Novità Sarà destinata agli stranieri che vanno da confine a confine, lasciando solo i 40 franchi della vignetta autostradale
Il Consiglio nazionale, la “Camera bassa” del Parlamento svizzero, ha dunque approvato dopo il Consiglio degli Stati la tassa di transito, destinata a quegli automobilisti stranieri che attraverso la Svizzera «da confine a confine» lasciando in dote solo i 40 franchi della “vignetta” autostradale. Se da un lato il senatore ticinese Marco Chiesa (Udc) ha respinto al mittente le critiche mosse da Bruxelles dopo il voto del Consiglio nazionale, dall’altro la Lega dei Ticinesi ieri ha cannoneggiato attraverso la casa di risonanza del “Mattino della Domenica” sulla necessità di procedere con solerzia alla riscossione di questo (nuovo) pedaggio. “Fuori le palanche!” il titolo a tutta pagina del “Mattino della Domenica” con il consigliere nazionale Lorenzo Quadri che ha spiegato come «la tassa di transito prevede la riscossione dei pedaggi ai confini nazionali». «Siamo solo all’inizio», la sottolineatura di Lorenzo Quadri. Questo perché toccherà ora al Governo di Berna concretizzare il provvedimento che dovrà tenere conto anche dei rapporti in essere tra il Governo europeo e quello svizzero, con il rinnovo dei “bilaterali III” in pieno corso.

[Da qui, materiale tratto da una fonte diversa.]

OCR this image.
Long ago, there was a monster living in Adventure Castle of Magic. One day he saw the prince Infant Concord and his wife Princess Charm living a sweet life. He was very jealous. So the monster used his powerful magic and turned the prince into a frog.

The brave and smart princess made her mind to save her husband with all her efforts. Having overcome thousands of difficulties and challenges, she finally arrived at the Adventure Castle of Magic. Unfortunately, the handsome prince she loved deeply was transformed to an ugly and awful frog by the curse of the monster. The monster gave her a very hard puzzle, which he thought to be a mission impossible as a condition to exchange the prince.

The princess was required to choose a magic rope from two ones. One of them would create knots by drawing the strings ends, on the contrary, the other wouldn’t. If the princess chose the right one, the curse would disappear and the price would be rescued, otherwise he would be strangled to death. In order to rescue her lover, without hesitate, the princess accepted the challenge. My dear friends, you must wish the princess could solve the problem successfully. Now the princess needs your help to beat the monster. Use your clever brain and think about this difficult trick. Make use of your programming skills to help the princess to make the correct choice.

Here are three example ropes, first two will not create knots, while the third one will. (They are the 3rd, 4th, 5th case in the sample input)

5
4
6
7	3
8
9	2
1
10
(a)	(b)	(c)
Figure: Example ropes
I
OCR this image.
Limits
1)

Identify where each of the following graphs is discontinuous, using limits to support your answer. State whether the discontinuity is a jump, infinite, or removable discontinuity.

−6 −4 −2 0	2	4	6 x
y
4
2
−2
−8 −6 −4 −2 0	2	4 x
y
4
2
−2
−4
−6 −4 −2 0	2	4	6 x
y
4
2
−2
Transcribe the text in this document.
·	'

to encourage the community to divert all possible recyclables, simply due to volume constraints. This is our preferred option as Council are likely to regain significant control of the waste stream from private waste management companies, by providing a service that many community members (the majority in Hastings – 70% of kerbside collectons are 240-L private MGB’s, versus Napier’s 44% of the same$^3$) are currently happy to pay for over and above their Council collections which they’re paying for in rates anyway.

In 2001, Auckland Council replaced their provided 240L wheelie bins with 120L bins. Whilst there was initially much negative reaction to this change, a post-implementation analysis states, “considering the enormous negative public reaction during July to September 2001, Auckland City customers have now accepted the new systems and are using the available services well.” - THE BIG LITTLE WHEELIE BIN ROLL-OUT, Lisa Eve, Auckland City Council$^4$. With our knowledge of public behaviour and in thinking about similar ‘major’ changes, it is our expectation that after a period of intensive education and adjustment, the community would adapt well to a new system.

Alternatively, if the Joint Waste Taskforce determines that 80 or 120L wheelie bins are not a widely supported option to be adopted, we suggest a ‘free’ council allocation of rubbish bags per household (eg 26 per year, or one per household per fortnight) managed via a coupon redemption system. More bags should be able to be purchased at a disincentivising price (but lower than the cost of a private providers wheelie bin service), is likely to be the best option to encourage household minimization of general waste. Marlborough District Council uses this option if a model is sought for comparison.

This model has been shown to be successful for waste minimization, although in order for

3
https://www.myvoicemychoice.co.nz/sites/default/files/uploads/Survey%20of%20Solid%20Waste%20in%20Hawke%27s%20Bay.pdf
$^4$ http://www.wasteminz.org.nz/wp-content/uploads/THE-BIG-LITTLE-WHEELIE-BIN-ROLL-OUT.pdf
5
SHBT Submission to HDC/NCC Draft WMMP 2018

Bilaterali che valgono 3,5 miliardi di franchi per giorno lavorativo.
Confronto
Il tema di fondo è che Berna dovrà confrontarsi con i Paesi confinanti, quantomeno per una questione di stile. L’altro argomento in essere è legato alla riscossione del balzello. Questo perché con la “vignetta” in essere, come potrà essere calcolata la tassa di transito? Di certo il segnale politico è arrivato forte e chiaro, con la mozione del senatore ticinese in quota Udc che ha ottenuto in entrambi i rami del Parlamento un consenso quasi bulgaro. Nonostante l’imprimatur del Parlamento, il cammino della tassa di transito è tutt’altro che agevole. Bruxelles ha già fatto notare che qualora il provvedimento dovesse trovare concretizzazione, non sono escluse prese di posizione forti da parte del Governo europeo. «La tassa di transito non viola alcun accordo con l’Unione europea - la sottolineatura di Lorenzo Quadri -. Non vedo perché avrebbe dovuto consultare l’Europa rispetto ad una decisione che è tutta nostra». Peraltro l’ultimo step, in caso di parere favorevole del Governo di Berna, sarebbe poi rappresentato dal voto popolare.